Apple Inc (NASDAQ:AAPL) shares are struggling this year as the company continues to face growth challenges amid competition. In a latest blow, data shows that Apple Inc (NASDAQ:AAPL) has lost its market leader status in the smartphone industry to Samsung. Data from IDC shows that iPhone shipments fell 9.6% in the first quarter of 2024. Samsung’s market share jumped to 20.8% as of the end of the first quarter, while Apple Inc's (NASDAQ:AAPL) declined to 17.3%. IDC said rising competition in China from companies like Huawei, Xiaomi, OPPO, Vivo, among others, is part of the reason why Apple Inc's (NASDAQ:AAPL) share dipped.

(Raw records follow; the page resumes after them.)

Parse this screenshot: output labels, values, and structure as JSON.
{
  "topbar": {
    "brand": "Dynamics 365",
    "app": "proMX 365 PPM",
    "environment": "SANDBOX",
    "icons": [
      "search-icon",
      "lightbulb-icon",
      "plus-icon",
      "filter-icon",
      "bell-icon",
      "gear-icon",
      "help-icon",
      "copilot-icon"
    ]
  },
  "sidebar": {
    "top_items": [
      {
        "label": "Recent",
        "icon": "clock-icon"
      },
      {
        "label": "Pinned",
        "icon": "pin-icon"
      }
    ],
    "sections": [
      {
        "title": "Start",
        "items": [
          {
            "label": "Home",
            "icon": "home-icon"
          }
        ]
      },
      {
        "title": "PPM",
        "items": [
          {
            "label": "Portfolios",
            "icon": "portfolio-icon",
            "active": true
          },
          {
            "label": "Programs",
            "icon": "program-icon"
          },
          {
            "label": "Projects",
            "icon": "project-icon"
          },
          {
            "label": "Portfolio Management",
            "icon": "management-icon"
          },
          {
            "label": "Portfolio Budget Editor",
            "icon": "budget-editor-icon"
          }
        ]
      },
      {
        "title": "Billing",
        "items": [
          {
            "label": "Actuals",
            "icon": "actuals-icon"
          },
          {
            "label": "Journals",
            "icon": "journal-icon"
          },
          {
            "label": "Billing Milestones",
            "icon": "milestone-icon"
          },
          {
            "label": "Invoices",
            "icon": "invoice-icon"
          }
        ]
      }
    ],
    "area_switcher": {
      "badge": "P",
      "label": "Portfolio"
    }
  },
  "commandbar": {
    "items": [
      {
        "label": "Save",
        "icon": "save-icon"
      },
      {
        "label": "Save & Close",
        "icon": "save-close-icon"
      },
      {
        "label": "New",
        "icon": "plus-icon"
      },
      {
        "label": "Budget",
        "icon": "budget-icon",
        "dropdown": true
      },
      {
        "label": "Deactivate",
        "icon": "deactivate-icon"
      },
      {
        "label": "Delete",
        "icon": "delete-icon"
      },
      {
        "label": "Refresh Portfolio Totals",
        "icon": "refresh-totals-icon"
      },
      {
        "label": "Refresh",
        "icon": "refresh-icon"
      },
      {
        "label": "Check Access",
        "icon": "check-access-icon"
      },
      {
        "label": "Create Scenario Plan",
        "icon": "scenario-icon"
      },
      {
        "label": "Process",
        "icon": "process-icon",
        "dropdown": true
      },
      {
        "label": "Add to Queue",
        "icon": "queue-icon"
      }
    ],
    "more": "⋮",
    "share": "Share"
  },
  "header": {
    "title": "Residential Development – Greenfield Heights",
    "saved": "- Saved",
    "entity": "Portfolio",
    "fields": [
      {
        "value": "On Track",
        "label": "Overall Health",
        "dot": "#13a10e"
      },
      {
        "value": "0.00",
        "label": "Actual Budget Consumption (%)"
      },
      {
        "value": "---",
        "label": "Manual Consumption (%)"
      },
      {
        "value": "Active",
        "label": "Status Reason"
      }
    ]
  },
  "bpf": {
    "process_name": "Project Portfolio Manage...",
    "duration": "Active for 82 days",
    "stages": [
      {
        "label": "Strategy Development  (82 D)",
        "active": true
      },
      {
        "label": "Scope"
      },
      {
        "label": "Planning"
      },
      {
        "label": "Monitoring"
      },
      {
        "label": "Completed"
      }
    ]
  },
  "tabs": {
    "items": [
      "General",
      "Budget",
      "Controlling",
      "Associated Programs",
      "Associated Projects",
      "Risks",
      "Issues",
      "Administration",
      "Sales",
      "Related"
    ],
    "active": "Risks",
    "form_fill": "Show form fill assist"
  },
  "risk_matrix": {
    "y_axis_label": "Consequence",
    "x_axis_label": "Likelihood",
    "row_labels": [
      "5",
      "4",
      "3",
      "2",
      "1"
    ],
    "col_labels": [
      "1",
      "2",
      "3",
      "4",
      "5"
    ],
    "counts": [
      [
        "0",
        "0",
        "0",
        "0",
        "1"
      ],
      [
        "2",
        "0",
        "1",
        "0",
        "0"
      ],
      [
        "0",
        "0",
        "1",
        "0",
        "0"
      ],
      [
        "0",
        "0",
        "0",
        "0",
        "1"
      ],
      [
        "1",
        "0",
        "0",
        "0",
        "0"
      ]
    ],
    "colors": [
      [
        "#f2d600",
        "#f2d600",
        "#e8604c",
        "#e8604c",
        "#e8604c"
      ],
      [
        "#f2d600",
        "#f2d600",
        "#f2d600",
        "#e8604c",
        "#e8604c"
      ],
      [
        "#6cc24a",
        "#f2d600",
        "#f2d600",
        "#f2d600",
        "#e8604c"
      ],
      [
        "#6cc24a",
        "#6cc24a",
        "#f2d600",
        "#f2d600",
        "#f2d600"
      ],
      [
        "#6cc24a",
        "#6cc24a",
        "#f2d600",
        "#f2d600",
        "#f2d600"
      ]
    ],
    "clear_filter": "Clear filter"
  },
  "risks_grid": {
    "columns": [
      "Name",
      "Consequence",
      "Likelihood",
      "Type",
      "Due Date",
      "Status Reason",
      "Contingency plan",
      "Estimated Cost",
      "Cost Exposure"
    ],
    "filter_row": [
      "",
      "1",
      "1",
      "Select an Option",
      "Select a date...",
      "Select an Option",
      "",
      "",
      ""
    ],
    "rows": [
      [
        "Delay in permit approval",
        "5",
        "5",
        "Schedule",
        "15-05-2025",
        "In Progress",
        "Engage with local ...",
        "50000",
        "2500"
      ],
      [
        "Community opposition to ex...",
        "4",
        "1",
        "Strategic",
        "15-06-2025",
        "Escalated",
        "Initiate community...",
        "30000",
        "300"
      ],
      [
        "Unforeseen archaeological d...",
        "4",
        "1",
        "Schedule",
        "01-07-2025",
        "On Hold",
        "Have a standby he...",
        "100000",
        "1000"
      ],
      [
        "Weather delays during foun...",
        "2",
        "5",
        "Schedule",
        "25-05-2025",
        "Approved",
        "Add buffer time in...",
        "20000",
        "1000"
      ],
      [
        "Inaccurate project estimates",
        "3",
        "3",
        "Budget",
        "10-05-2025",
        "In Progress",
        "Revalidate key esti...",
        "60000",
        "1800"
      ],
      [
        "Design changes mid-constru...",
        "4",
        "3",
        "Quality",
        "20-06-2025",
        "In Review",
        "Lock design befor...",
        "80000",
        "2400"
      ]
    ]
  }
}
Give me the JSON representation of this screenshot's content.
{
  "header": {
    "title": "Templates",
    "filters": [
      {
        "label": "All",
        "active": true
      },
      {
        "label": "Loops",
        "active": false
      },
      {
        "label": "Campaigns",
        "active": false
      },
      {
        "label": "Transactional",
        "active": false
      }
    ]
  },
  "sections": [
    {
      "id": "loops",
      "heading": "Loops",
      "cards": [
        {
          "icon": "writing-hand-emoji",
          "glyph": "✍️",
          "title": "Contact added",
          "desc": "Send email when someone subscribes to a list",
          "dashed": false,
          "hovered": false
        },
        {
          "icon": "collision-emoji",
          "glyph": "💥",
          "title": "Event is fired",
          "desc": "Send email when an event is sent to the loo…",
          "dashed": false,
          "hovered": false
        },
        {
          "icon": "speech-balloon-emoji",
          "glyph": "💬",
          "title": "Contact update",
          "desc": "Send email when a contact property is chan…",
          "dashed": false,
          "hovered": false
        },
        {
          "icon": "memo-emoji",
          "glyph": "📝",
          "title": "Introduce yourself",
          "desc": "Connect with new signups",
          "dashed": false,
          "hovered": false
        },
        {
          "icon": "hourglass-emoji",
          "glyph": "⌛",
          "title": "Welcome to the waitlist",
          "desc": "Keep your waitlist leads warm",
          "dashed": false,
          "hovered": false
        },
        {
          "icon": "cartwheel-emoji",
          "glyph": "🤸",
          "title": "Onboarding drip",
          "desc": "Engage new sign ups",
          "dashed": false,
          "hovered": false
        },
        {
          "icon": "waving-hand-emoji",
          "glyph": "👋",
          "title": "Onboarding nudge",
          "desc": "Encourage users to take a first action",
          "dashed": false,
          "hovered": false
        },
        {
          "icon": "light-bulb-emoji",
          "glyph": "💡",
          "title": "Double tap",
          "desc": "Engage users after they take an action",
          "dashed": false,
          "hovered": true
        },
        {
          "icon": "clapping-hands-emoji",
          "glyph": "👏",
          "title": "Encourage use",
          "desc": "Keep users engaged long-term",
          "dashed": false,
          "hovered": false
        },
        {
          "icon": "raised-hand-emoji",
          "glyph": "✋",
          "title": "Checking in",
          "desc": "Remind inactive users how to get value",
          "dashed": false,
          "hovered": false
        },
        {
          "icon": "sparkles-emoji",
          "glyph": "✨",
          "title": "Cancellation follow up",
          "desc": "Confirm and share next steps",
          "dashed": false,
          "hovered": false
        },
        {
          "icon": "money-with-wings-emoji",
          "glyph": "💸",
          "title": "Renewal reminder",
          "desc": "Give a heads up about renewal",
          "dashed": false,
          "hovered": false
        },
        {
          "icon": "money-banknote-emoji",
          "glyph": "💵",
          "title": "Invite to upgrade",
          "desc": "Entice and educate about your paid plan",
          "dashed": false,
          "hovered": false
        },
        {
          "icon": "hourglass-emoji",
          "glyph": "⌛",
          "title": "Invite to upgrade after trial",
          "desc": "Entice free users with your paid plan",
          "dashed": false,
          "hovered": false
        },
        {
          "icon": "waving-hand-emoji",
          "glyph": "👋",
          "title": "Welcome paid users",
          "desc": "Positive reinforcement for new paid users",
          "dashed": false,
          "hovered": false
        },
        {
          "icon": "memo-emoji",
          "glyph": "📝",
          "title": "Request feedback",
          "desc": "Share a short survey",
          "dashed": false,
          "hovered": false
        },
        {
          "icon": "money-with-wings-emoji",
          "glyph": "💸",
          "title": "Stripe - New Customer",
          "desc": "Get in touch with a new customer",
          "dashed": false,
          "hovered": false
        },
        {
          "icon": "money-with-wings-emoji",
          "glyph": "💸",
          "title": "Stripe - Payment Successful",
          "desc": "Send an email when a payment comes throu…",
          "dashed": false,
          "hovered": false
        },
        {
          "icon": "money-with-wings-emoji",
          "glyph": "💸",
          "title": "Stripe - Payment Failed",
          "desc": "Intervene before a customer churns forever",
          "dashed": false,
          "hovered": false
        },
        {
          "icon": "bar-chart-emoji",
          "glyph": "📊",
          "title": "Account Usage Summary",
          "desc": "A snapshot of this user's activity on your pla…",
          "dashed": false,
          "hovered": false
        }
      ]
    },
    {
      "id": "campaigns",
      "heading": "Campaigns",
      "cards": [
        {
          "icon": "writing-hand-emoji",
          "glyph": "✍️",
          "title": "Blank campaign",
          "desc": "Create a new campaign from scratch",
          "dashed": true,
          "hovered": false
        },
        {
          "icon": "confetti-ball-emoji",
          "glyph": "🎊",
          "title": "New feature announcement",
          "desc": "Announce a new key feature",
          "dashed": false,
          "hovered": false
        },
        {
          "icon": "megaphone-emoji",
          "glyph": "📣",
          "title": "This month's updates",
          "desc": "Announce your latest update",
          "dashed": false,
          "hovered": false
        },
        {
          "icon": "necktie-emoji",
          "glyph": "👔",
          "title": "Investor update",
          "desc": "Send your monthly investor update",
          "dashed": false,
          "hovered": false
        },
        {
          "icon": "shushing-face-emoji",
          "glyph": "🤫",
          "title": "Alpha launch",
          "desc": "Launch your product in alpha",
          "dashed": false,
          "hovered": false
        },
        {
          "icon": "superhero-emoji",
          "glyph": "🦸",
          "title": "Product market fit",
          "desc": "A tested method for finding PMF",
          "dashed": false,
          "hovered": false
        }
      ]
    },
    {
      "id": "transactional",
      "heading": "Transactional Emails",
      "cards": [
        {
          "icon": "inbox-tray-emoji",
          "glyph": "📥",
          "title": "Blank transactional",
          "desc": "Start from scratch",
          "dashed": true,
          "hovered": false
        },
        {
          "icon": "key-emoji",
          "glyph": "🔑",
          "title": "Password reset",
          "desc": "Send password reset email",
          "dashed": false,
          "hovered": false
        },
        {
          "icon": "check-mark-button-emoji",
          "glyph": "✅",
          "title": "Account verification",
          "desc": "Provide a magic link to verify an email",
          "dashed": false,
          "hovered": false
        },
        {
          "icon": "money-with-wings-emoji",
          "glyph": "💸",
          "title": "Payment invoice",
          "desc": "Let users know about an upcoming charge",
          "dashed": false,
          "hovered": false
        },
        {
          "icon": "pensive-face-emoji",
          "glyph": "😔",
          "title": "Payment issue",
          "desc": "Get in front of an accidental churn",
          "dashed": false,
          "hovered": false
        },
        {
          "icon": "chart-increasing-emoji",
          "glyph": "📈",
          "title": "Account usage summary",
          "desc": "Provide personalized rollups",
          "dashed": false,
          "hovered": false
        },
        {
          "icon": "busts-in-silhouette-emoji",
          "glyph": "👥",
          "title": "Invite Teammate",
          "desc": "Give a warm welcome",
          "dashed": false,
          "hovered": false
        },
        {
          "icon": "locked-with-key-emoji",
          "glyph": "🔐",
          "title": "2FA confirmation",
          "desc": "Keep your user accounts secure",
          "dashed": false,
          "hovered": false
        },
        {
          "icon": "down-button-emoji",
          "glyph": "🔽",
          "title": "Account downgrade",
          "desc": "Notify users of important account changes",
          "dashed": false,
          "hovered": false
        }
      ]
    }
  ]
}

“Never before has following the crowd made so much money. Nor, in our estimation, so little sense. But just look at the opportunities the crowd has left for those of us willing to take a different view. We could wax lyrical about the glaring difference in value between Korean banks priced at 4 times earnings, versus Apple Inc. (NASDAQ:AAPL) at 28 times, despite diverging fundamentals—Apple is increasingly at risk of bans in China, while Korean banks could double their dividends.”